Why is it so difficult to get an MS diagnosis?
There is no specific test to diagnose MS. Instead, healthcare providers (HCPs) use a variety of different tests to reach a diagnosis. Testing for MS could include:
- Blood test
- A lumbar puncture, which takes a sample of spinal cord fluid to look for antibodies related to MS.
- Magnetic resonance imaging (MRI) to find areas of MS, known as lesions, in the brain or spinal cord.
- Evoked potential tests record the electrical signals your nervous system sends when it responds to stimuli.
It can be difficult to get a diagnosis, especially if you have unusual symptoms or if your MS has progressed. Your symptoms may be vague or could be similar to other health conditions, such as systemic lupus erythematosus.
Who could be part of your MS care team?
You don’t have to face MS alone. When you have MS, your care team may consist of many different healthcare professionals, including as:
- Your primary care provider
- A neurologist or a doctor who specializes in the nervous system.

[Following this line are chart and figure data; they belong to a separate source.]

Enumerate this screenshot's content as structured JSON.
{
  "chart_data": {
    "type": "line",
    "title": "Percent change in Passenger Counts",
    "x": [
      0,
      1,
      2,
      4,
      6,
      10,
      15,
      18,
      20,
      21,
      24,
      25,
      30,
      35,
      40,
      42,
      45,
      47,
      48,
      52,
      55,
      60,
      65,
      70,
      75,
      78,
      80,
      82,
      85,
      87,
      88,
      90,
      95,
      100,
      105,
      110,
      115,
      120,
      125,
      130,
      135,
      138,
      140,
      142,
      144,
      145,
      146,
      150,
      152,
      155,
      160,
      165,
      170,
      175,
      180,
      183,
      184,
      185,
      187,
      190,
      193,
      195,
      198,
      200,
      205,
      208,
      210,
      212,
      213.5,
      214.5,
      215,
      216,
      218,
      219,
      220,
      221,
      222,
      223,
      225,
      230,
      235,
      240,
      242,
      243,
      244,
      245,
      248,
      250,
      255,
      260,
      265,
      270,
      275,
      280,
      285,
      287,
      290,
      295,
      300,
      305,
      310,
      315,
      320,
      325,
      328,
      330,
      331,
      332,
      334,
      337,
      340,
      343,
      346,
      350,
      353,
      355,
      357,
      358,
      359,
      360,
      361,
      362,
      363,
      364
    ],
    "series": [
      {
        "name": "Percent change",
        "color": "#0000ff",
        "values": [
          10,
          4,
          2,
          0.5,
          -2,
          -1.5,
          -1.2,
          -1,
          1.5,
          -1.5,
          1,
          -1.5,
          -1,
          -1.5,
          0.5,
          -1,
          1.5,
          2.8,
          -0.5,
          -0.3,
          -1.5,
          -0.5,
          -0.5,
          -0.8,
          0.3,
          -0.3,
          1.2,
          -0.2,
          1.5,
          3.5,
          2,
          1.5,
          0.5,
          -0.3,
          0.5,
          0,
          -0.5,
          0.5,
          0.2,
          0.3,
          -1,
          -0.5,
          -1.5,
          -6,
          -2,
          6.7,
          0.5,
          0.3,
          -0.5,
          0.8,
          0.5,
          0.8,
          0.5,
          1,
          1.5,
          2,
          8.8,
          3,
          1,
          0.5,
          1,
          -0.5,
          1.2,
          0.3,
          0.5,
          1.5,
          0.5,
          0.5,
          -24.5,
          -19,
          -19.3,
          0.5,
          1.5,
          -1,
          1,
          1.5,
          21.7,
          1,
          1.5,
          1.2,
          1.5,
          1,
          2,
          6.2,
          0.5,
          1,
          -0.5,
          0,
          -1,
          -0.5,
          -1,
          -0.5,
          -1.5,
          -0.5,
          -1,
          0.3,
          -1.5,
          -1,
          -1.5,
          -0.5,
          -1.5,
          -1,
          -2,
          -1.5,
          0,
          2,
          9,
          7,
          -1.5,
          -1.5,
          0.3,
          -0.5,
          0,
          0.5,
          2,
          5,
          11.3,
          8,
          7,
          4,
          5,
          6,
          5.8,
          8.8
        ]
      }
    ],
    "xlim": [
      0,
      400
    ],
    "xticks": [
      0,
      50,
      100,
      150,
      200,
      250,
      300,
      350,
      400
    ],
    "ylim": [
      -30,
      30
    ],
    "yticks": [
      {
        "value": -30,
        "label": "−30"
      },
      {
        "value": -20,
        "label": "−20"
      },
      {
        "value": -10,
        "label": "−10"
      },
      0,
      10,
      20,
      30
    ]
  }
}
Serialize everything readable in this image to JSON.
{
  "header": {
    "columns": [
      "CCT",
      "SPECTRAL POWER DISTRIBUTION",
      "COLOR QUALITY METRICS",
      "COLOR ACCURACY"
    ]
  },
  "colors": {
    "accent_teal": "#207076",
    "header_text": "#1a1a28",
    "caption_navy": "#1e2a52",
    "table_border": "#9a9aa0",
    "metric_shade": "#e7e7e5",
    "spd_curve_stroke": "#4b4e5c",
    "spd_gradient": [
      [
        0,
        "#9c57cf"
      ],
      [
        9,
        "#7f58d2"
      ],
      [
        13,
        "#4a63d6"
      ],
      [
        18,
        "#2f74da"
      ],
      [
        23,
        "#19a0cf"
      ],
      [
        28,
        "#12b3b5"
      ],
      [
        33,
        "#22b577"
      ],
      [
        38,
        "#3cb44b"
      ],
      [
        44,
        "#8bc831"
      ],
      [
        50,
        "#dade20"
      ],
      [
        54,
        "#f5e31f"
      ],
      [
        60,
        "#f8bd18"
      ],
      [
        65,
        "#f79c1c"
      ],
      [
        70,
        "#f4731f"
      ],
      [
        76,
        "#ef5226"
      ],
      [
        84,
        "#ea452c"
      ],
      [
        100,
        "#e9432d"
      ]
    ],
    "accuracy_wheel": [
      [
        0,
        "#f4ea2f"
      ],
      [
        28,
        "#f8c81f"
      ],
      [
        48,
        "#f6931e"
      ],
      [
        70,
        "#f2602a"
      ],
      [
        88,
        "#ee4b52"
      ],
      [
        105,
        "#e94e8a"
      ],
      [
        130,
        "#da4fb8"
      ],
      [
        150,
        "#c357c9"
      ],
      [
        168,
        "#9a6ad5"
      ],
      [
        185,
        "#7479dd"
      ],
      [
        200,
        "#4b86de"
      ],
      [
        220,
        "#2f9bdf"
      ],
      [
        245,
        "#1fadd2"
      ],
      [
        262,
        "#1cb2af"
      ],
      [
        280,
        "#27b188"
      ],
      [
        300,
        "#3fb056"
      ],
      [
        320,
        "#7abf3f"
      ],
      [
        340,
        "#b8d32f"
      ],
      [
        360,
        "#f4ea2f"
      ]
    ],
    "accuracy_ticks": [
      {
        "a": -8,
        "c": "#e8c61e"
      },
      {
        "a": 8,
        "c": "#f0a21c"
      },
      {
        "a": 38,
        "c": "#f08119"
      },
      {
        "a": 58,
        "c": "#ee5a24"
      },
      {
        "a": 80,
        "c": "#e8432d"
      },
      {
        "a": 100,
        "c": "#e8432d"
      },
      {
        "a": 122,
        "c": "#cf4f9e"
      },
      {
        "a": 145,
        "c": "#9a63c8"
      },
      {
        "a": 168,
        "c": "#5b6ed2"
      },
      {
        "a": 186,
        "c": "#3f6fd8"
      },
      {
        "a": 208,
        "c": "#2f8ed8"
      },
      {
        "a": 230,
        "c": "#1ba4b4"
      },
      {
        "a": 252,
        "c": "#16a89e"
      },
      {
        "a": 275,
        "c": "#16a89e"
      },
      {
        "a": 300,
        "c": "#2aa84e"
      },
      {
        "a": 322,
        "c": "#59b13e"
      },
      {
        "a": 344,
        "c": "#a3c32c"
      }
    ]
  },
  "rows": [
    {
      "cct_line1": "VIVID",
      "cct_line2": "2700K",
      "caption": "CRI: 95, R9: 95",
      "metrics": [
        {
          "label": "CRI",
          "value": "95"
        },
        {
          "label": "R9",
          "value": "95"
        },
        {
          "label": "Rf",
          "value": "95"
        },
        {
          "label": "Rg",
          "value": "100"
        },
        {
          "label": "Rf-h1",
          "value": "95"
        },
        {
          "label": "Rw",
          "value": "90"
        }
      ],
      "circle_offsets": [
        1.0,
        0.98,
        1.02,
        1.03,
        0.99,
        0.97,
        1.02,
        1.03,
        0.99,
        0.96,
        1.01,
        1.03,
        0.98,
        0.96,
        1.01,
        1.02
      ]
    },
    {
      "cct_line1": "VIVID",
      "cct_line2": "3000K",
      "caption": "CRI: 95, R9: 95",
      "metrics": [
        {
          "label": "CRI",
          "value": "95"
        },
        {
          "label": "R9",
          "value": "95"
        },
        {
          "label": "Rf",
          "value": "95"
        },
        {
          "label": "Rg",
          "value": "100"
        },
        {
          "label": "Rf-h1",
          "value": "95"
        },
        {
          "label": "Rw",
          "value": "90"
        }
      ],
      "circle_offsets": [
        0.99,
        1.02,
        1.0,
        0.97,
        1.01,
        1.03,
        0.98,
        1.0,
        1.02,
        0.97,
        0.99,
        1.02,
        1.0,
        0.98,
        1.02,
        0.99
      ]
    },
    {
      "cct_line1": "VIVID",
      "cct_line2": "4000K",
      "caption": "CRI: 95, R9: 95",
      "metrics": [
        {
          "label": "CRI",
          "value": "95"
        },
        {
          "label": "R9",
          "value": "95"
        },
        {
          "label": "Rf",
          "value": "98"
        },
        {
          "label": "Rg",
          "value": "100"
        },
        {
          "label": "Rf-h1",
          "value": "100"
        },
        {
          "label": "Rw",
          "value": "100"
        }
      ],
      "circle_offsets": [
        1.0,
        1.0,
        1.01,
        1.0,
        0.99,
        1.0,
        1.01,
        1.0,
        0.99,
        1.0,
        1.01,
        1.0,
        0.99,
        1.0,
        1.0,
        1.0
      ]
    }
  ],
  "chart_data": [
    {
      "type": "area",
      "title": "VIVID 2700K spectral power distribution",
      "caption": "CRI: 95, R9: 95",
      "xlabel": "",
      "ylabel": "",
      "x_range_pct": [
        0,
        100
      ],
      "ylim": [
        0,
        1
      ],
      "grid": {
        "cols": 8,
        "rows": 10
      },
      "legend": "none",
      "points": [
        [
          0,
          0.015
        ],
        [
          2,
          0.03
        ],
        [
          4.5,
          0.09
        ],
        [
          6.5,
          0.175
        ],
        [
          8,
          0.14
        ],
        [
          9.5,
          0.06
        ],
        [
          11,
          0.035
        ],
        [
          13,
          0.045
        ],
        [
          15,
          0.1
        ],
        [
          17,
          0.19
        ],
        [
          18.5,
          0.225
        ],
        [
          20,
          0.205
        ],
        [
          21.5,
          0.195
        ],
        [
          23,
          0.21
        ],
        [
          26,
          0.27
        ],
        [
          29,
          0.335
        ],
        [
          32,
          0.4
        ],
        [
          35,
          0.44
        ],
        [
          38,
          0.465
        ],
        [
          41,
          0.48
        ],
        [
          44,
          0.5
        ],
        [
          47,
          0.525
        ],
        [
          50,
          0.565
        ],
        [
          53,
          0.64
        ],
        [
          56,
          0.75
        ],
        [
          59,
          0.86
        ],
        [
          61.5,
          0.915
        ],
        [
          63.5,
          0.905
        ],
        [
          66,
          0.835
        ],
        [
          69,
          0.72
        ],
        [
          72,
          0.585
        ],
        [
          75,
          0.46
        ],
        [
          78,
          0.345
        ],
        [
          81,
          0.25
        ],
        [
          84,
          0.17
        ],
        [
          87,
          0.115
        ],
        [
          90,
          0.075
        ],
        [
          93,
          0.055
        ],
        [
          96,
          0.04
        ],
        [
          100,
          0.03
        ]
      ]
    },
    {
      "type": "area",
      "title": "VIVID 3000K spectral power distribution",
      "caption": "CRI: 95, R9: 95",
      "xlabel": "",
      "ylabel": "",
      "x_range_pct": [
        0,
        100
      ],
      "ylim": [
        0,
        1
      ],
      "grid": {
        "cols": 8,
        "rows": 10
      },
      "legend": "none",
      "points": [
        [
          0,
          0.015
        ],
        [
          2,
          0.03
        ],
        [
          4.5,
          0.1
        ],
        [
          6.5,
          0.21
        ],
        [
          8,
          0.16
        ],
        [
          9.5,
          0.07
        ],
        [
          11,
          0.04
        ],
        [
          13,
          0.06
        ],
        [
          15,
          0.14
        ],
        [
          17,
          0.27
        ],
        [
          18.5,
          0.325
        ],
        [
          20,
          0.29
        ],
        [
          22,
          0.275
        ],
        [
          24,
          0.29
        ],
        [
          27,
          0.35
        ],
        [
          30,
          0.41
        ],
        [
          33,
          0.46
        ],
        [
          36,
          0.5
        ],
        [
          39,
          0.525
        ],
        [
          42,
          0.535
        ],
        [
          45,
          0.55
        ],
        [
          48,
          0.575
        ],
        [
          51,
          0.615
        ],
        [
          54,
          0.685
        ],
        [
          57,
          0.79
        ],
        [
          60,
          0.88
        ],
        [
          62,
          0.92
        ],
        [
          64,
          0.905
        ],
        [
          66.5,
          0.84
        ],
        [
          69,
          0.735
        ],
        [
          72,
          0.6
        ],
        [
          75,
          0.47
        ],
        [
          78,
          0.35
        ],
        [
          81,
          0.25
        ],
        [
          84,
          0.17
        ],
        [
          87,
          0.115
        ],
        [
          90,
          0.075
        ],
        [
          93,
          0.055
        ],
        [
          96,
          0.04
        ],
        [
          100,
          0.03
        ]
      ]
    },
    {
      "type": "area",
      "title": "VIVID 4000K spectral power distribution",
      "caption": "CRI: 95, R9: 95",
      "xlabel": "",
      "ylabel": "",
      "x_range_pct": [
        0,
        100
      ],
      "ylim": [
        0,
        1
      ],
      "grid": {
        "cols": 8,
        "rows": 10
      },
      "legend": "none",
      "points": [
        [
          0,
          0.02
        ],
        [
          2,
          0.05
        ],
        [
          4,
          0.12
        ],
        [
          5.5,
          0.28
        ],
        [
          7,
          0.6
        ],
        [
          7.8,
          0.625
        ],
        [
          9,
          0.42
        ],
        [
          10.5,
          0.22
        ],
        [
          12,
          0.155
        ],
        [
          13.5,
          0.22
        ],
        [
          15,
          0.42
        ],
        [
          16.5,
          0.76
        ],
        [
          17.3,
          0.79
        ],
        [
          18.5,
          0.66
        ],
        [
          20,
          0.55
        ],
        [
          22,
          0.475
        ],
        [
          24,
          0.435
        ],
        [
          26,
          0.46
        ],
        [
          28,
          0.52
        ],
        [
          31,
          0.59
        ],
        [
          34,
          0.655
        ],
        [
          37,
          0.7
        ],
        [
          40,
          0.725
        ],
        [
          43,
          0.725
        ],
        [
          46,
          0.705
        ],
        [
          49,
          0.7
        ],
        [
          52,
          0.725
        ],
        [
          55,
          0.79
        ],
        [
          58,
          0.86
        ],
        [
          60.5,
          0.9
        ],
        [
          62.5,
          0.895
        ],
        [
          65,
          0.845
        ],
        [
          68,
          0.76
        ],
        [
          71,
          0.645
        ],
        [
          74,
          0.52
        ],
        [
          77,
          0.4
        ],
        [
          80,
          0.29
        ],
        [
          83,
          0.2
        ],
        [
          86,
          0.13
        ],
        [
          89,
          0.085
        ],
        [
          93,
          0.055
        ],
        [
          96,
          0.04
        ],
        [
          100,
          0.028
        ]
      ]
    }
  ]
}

- A mental health provider to help manage the mental and emotional side effects of MS
- Physical or occupational therapists to help with exercises and managing daily activities.
- Nurses to help coordinate your care.
- Other specialists who help treat MS symptoms, such as ophthalmologists or urologists who help manage urinary symptoms.
Read: Beyond the physical. How MS affects your life >>
How is MS treated?
There are several different treatments for MS. Some treatments for MS work to slow the progression of the disease, which is also called “modifying the course of the disease.” Others work to stop attacks (also called flares or relapses).
Treatments to slow the progression of MS can come in several different forms, including:
- Injectable treatments
- Oral treatments
- plasma exchange
- A highly purified form of adrenocorticotropic hormone (ACTH)
You may also use medications to control specific symptoms, such as bladder problems, fatigue, or pain.
What happens if MS is not treated?
There is no cure for MS. But if you not receive treatment, you may not recover as quickly from attacks and your symptoms may be difficult to control. Not treating MS can also accelerate damage to your nervous system.
Without treatment, people with relapsing-remitting MS can develop Secondary progressive MS, according to a 2019 study. secondary progressive MS It is the stage after relapsing-remitting MS. Here, symptoms worsen and you tend not to fully recover into remission once the flare-up ends.
If you live with MS, it is important to advocate for yourself to manage your symptoms. Stay in close contact with your doctor to let him or her know how you are feeling and how your treatments are working. Be sure to ask questions so you feel fully informed about your diagnosis.
This educational resource was created with the support of Novartis.